We also talked about the rollover registration problem, I'll follow up on that.

Wednesday, 6 February 2008

evo on osX

GridPP uses the evo software for most of its videoconference meetings. It normally works pretty well (espcially when compared to VRVS / Access Grid) and the audio on my mac laptop is suprisingly good without the need of a headset.

However, todays java web start did an upgrade to 1.0.8 and broke the video client - it just refused to start.

Problem is caused by an incorrect shell script test in ~/.Koala/plugins/ViEVO/ViEVO

if [ "$OSTYPE" -ne "darwin9.0" ]; then
should be
if [ "$OSTYPE" != "darwin9.0" ]; then

and all works fine. RT Ticket [ #2615] has been raised with the developers.

Monday, 4 February 2008

Out in the big world

Thought I'd start blogging some CA stuff because a lot of things happen which you may not otherwise hear about (or indeed care about, but at least you have the option). CAs are kind of operational so I thought it fits OK here. It ain't storage, that I know (except see below).

Starting in the big world, we now have Ukraine and Morocco on board. I was a reviewer for both. Much of my review work (specifically travel to the meetings) is funded by GridPP, so we can count this as yet another GridPP contribution to the global grid, I'd have thunk. If that helps.

Anyway, a review often takes many iterations (I counted nine with someone, Mexico I think, and we're still not quite done), and the whole process from being a glint in someone's eye to being a fully accredited CA can take years. There is usually two reviewers, occasionally three, all of whom need to say "aye". There is some grumbling - particularly in a certain large country with more than one CA - that it takes so long, and they would like to cut corners. I am working on some IGTF stuff which should speed up the process without the corner cutting but it's a bit experimental. Other people from the afore-not-mentioned country have had related ideas and this will be tied in.

Latvia have applied for membership (I am also a reviewer here); they were previously covered by the Estonian run BalticGrid CA (which incidentally I also reviewed back in '05), but for various reasons now want one for themselves. Lithuania is still in BalticGrid with no plans otherwise.

Among the more politically interesting, we find the area known as FYROM or Macedonia, depending on who you ask, who want to join with a CA under the name of Macedonia which made the Greek jump. Iran is now also interested in joining and have started setting up a CA, unfortunately they find it hard to travel and even videoconferencing with them can be embargoed. I am not reviewing those two though.

Oh, and a tearful goodbye and cheerio to the old CERN CA, headed by Ian Neilson. The CA community expressed its gratitude to the CA which was one of the earliest ones. Since CAs must archive everything for at least three years, Ian is now wondering how to archive about 1TB's worth of email which is mostly spam...
Incidentally, CERN and INFN who both have expired CAs noticed a large number of attempted CRL downloads, which indicates that someone's systems haven't been updated. On CERN's list, at #8, was a UK site which shall remain nameless. It was an NGS site, though.

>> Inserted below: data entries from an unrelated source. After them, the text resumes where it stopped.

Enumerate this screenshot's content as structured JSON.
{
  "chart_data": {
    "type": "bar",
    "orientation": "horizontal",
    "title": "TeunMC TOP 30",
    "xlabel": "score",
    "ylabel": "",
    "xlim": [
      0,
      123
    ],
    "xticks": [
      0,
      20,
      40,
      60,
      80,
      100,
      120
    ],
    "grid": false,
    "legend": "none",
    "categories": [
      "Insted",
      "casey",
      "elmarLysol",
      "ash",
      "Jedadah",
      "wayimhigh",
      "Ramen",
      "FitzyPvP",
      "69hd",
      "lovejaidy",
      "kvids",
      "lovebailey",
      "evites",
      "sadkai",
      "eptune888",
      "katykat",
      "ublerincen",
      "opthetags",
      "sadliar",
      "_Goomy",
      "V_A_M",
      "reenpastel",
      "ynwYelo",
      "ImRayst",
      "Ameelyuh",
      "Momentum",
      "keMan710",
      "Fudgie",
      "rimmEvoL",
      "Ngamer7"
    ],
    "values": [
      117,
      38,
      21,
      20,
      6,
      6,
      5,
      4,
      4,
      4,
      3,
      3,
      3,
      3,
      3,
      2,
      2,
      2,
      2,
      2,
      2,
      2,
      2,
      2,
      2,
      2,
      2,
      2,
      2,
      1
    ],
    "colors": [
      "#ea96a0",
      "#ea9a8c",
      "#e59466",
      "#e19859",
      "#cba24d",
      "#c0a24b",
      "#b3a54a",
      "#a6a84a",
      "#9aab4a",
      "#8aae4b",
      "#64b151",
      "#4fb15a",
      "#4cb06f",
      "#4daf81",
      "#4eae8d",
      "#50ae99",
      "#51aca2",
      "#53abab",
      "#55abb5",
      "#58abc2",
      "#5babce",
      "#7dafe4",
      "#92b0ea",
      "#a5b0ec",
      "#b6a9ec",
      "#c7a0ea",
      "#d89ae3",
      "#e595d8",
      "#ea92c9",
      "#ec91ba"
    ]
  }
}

Belgium is also under new management, so to speak, which looks very promising. Till now they were very quiet and it's better that CAs make (the right kind of) noises.

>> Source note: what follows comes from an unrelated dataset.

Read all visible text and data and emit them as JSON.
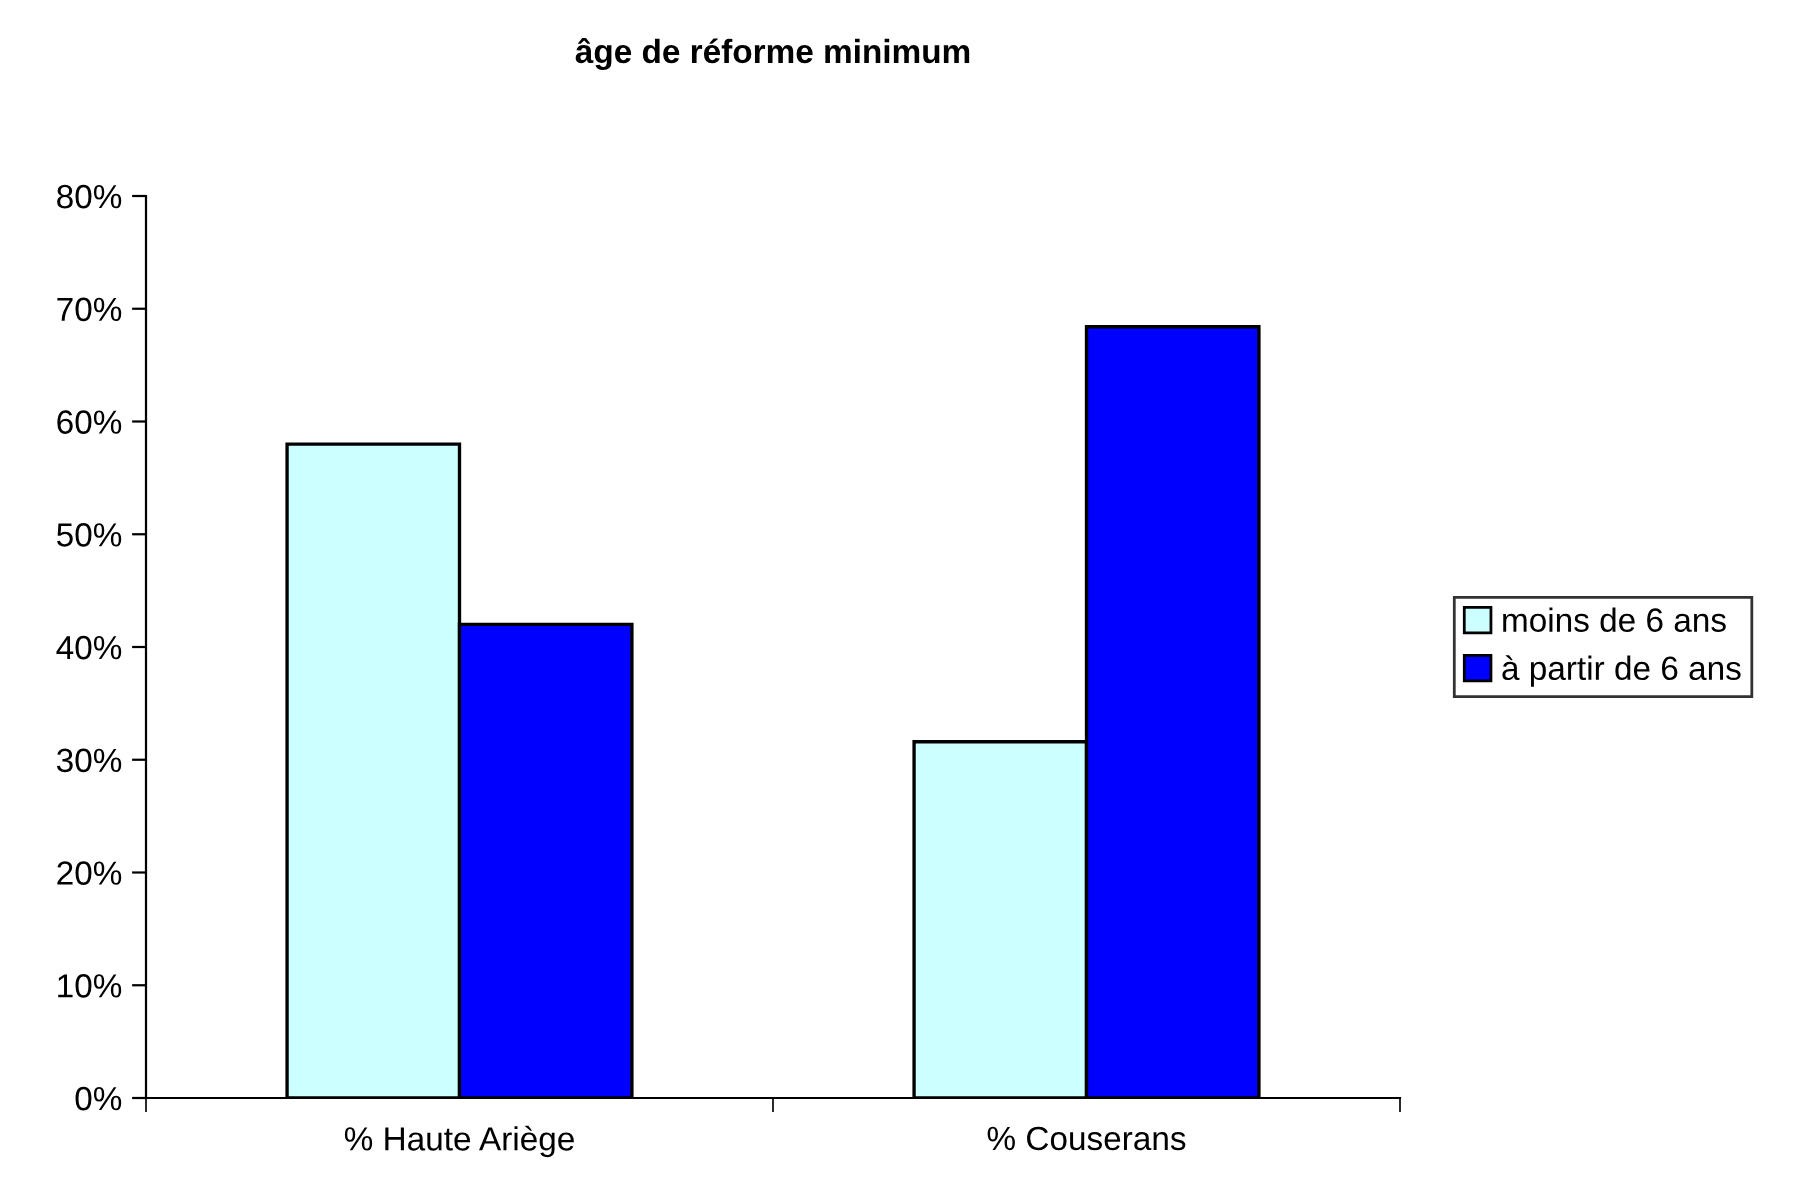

Meanwhile, folk in Armenia are interested in spreading PKI to other countries in the region, the "Silk Highway". This will be based on OpenCA but is so far only a proposal. More on this if it gets funded.

That's all for now. I think next post will be internal - UK e-Science CA notes.
Oh, and about the rollover problems, I filed a bug report against CERN but I'm not confident it ended up in the right hands. Not just our headache, I counted four other CAs who are currently rolling over, with another nine starting rollover later this year. It is a bug, Grid CAs only guarantee the subject DN. More later (or on dteam).